My point was to alert him to the fact that the problem as he stated it is not well formulated. For example, there is zero information in the statement that would let you figure what the drag IS, so on that basis alone the problem has no solution.

 

[jack action]

You are taking the problem the wrong way. The acceleration is unknown at first (you cannot spit out a number like that).

First you find the force you have:

2 * 24000 + 4 * 1870 = 55480 kgf

A force of 55480 kgf is equivalent to a force of 544259 N (see any online unit converter to go from kilogram-force to Newton).

THEN you find your acceleration:

544259 / 43400 = 12.54 m/s² (= 1.28 G)

Now, say you are initially at rest (v = 0 m/s) and you are keeping this acceleration for 1 s:

0 + 12.54 * (1) = 12.54 m/s

So after 1 s your vehicle will have reached 12.54 m/s ( = 45 km/h).

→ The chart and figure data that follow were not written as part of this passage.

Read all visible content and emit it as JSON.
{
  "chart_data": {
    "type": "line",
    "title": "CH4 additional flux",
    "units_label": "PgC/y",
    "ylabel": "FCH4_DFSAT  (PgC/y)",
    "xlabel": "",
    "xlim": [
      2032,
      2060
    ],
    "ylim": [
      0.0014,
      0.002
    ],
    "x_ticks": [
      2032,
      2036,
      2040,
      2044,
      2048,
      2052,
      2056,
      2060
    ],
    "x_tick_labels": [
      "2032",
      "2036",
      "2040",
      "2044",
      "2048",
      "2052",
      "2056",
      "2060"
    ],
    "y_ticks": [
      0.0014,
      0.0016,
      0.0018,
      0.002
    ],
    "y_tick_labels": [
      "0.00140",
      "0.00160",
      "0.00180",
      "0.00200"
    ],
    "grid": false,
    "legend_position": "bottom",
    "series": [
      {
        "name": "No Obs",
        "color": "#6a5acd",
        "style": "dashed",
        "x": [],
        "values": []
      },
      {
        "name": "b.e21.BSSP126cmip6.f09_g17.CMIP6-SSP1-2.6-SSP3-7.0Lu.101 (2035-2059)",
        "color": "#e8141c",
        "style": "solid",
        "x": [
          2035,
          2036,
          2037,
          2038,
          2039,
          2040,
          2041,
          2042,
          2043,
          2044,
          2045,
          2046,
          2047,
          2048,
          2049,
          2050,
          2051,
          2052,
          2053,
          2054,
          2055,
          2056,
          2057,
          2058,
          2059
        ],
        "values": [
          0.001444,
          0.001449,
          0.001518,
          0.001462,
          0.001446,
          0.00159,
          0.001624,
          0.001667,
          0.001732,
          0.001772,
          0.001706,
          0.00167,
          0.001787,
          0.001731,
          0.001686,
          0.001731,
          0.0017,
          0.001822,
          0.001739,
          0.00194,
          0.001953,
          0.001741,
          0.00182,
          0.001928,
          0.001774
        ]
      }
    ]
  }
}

Like it was mentioned by others, some other forces should react (usually the drag force is the predominant one and it varies with speed). You have to evaluate that force at that new speed. Say that you find out that it is equal to 4000 N. Then the new force is:

544259 - 4000 = 540259 N

The new acceleration is:

540259 / 43400 = 12.45 m/s²

And you new speed after another 1 s of travel will be:

12.54 m/s + 12.45 m/s² * (1 s) = 24.99 m/s

And you repeat the process until your acceleration = 0. At that point, you have reach you terminal velocity.

To get more precision, you can reduce the 1 s interval such that the speed increase is smaller, but you will need more calculations. Usually you need small intervals at the beginning, but as the acceleration decreases, you can increase the time interval (even greater than 1 s).

And if you are in space and that you have no opposing force, then you will have a constant acceleration of 12.54 m/s² as long as you have fuel. Replace the 1 s interval by the time it takes to empty your tank and you will get your terminal velocity.